Posted on 10.10.2012

A teachers’ strike in Chicago last month closed the city’s public schools for seven whole school days after teachers walked out of classrooms in the nation’s third-largest school district. An estimated 350,000 students were left without teachers, classes and school lunches, prompting concerns from working parents with no means of childcare for their children.

Exactly what the teachers were striking about remains disputed even now, after the Chicago Teachers Union ratified a new three-year contract to officially end the strike. The deal does include a decent pay raise but also instates a standardized test-based evaluation system, a longer school day and other measures.

Many educators have said that this strike was long overdue because it reflected national tension about education reform and teacher accountability. Such tension is undeniable, and any educator would agree.

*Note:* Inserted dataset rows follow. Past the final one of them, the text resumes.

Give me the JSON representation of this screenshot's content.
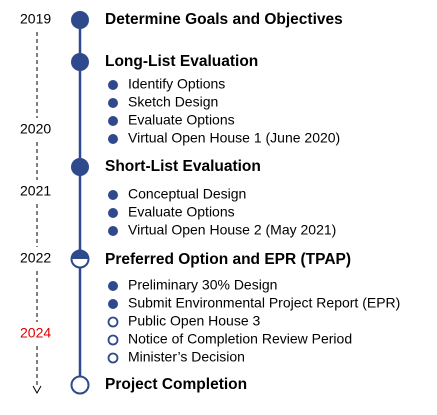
{
  "years": [
    "2019",
    "2020",
    "2021",
    "2022",
    "2024"
  ],
  "stages": [
    {
      "title": "Determine Goals and Objectives",
      "items": []
    },
    {
      "title": "Long-List Evaluation",
      "items": [
        "Identify Options",
        "Sketch Design",
        "Evaluate Options",
        "Virtual Open House 1 (June 2020)"
      ]
    },
    {
      "title": "Short-List Evaluation",
      "items": [
        "Conceptual Design",
        "Evaluate Options",
        "Virtual Open House 2 (May 2021)"
      ]
    },
    {
      "title": "Preferred Option and EPR (TPAP)",
      "items": [
        "Preliminary 30% Design",
        "Submit Environmental Project Report (EPR)",
        "Public Open House 3",
        "Notice of Completion Review Period",
        "Minister’s Decision"
      ]
    },
    {
      "title": "Project Completion",
      "items": []
    }
  ]
}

But tension does not necessitate a strike—it doesn’t mean that an entire district’s teachers should just not show up to class in order to get their way.

Our nation is lucky enough to have freedom that allows us to protest, and non-violent protests, such as strikes, have paved the way for much reform in history. In many areas, strikes are successful means of settling disputes, because they do capture media attention and require negotiation among the battling parties.

However, our public school system is not an appropriate arena for a strike, especially one as drawn out as Chicago’s. A teachers’ strike inevitably creates victims—the students. Students are unquestionably harmed from a seven-day hiatus from classroom instruction. Keep in mind that seven school days is nearly a week and a half of lessons, which could be close to a whole unit of instruction.

Did Chicago’s teachers forget about their students, the reason they supposedly show up for work every day? Or did the teachers simply deem their dispute more weighty than the education of 350,000 students? Either way, the extended strike that the teachers conducted was irresponsible and unprofessional.

Most in the educational system would agree that teachers are overworked and underpaid. But, as cliché as it is, teachers do not enter the profession for the money, but for the passion. That being said, an ideal teacher should be most concerned about his or her students.

Teaching requires a sort of sacrifice similar to motherhood, meaning teachers should first be advocates for their students before being advocates for themselves. The Chicago strike exhibited teachers acting in complete opposition to their students’ best interests, and it is unfortunate that students had to suffer in this way.